L'internaute assiste à la mort d'Ephrème Damarique (dont seul le prénom est révélé dans l'oeuvre). Dans un premier tableau, on voit le personnage à la gauche de bouts de textes qui défilent rapidement et qui parlent de l'automobile comme symbole de virilité. Au tableau suivant, Ephrème est bombardé de pourcentages (chiffres sur lesquels l'internaute peut glisser le curseur de sa souris pour les faire disparaître) et de questions de deux hommes à lunettes qui semblent avoir pour fonction de le juger. Tout le discours d'Ephrème est contaminé par le langage de l'économie, du rendement. De retour à la maison, le personnage discute avec sa télévision qui lui suggère de prendre un antidépresseur. Lorsqu'il refuse, cette dernière lui dit que c'est l'heure de la télévision. Pour poursuivre sa navigation, l'internaute doit cliquer sur les boutons de la télévision.

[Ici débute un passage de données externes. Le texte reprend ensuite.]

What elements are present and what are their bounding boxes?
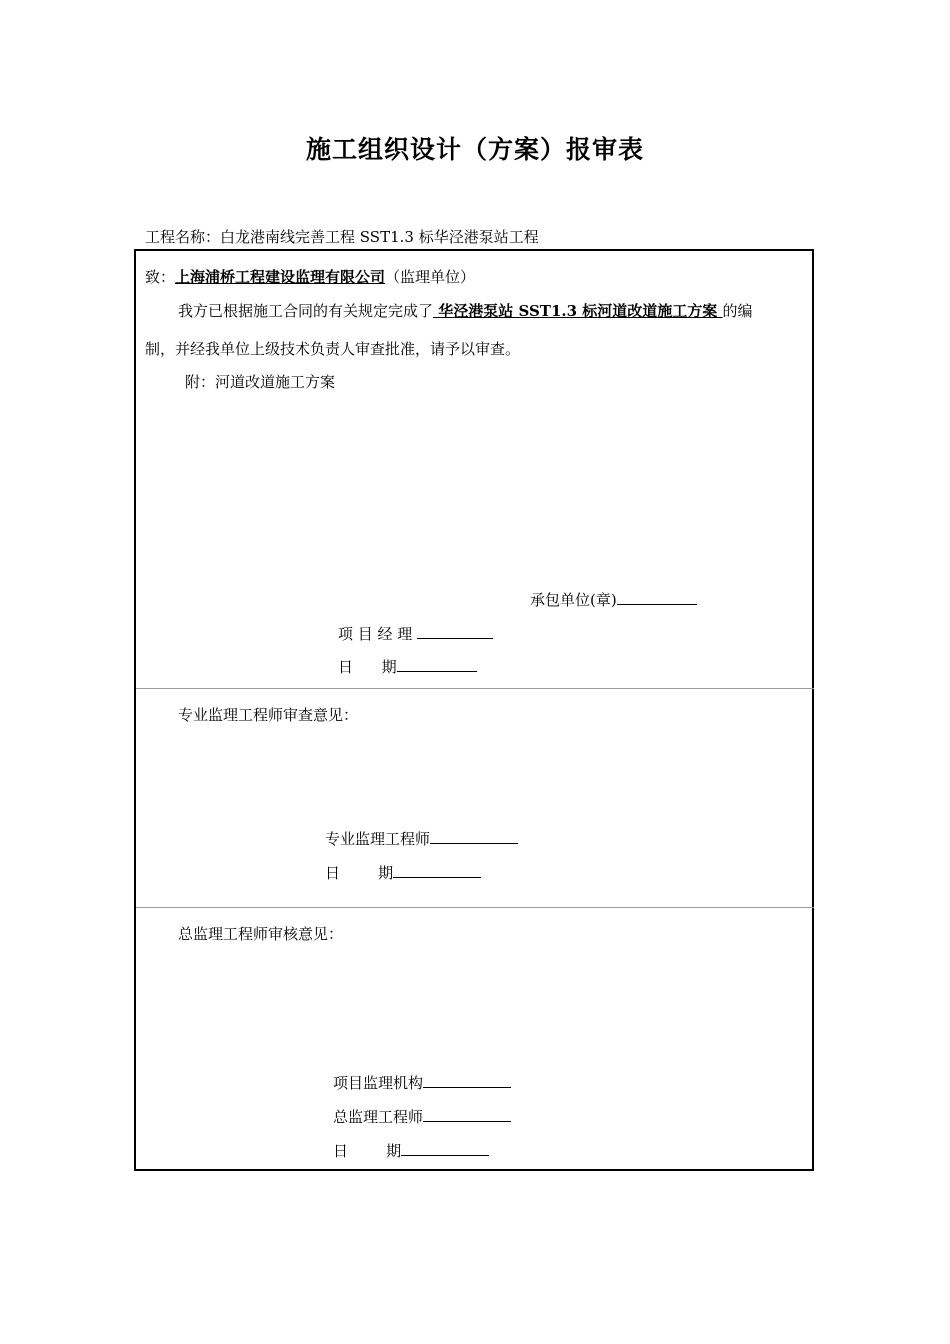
contractor-seal-label: 承包单位(章) xyxy=(530,591,617,609)
supervision-org-line xyxy=(333,1072,511,1093)
supervisor-suffix: （监理单位） xyxy=(385,268,476,286)
specialist-date-blank[interactable] xyxy=(393,863,481,878)
specialist-engineer-label: 专业监理工程师 xyxy=(325,830,431,848)
supervision-org-blank[interactable] xyxy=(423,1073,511,1088)
chief-date-label: 日 期 xyxy=(333,1142,402,1160)
specialist-engineer-line xyxy=(325,828,518,849)
contractor-date-line xyxy=(338,656,477,677)
body-text: 我方已根据施工合同的有关规定完成了 xyxy=(178,302,434,320)
contractor-date-blank[interactable] xyxy=(397,657,477,672)
project-manager-line xyxy=(338,623,493,644)
section-divider xyxy=(136,907,814,908)
body-paragraph-line1 xyxy=(178,300,753,321)
specialist-engineer-blank[interactable] xyxy=(430,829,518,844)
chief-engineer-line xyxy=(333,1106,511,1127)
chief-engineer-label: 总监理工程师 xyxy=(333,1108,424,1126)
section-divider xyxy=(136,688,814,689)
contractor-date-label: 日 期 xyxy=(338,658,397,676)
contractor-seal-blank[interactable] xyxy=(617,590,697,605)
addressee-prefix: 致： xyxy=(145,268,176,286)
chief-review-heading: 总监理工程师审核意见： xyxy=(178,925,344,943)
specialist-date-label: 日 期 xyxy=(325,864,394,882)
addressee-line xyxy=(145,266,475,287)
project-name-value: 白龙港南线完善工程 SST1.3 标华泾港泵站工程 xyxy=(220,228,539,246)
project-name-line xyxy=(145,226,539,247)
contractor-seal-line xyxy=(530,589,697,610)
chief-engineer-blank[interactable] xyxy=(423,1107,511,1122)
supervisor-company: 上海浦桥工程建设监理有限公司 xyxy=(175,268,386,286)
body-text: 的编 xyxy=(722,302,753,320)
specialist-review-heading: 专业监理工程师审查意见： xyxy=(178,706,359,724)
supervision-org-label: 项目监理机构 xyxy=(333,1074,424,1092)
project-manager-label: 项 目 经 理 xyxy=(338,625,413,643)
chief-date-line xyxy=(333,1140,489,1161)
project-manager-blank[interactable] xyxy=(417,624,493,639)
specialist-date-line xyxy=(325,862,481,883)
attachment-line: 附：河道改道施工方案 xyxy=(185,373,336,391)
page-title: 施工组织设计（方案）报审表 xyxy=(305,135,644,164)
body-paragraph-line2: 制，并经我单位上级技术负责人审查批准，请予以审查。 xyxy=(145,340,521,358)
chief-date-blank[interactable] xyxy=(401,1141,489,1156)
project-name-label: 工程名称： xyxy=(145,228,221,246)
plan-name: 华泾港泵站 SST1.3 标河道改道施工方案 xyxy=(433,302,723,320)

Il peut y consulter trois chaînes: l'une propose un discours réducteur sur la femme, comparée à une marchandise; la deuxième, où Paul Martin, Tony Blair et Georges W. Bush (entre autres) sont déguisés en cowboy, propose un discours sur l'économie mondiale menée par les puissants; la troisième met en scène un sorcier parlant de la misère. Une fois la télévision fermée, l'internaute est mené au tableau final où des considérations générales sur l'engagement et la responsabilité de chacun face à la misère sont affichées au bas de l'écran.

Marchez noir/Dérivez

Sur la page d'accueil, l'internaute doit choisir entre les deux parties de l'oeuvre, soit «Marchez Noir» ou «Dérivez». En sélectionnant la première, il est dirigé vers diverses images des marches populaires françaises du 19e siècle. On peut entendre l'Internationale comme trame sonore. Toutefois, l'internaute entendra une version «apocalyptique» de cette dernière lorsque les photos de la manifestation du Sommet des Amériques de 2001 apparaissent. Dans cette section, l'internaute pourra progresser en cliquant sur le personnage muni d'une planche à roulettes. Pour accéder à tous les éléments des tableaux, l'internaute est invité à cliquer sur les flèches qui parsèment les éléments photographiques. Lorsque tous les tableaux sont traversés, l'internaute doit cliquer sur l'un des choix suivants: «Nothing is over» ou «Vivre pour conspirer». Le premier choix mène vers la partie intitulée «Dérivez» de l'oeuvre de Mathieu Beauséjour alors que le second redirige vers le début de la partie «Marchez Noir». «Dérivez» est constitué de diverses photographies et vidéos captés à Montréal, Paris et Londres.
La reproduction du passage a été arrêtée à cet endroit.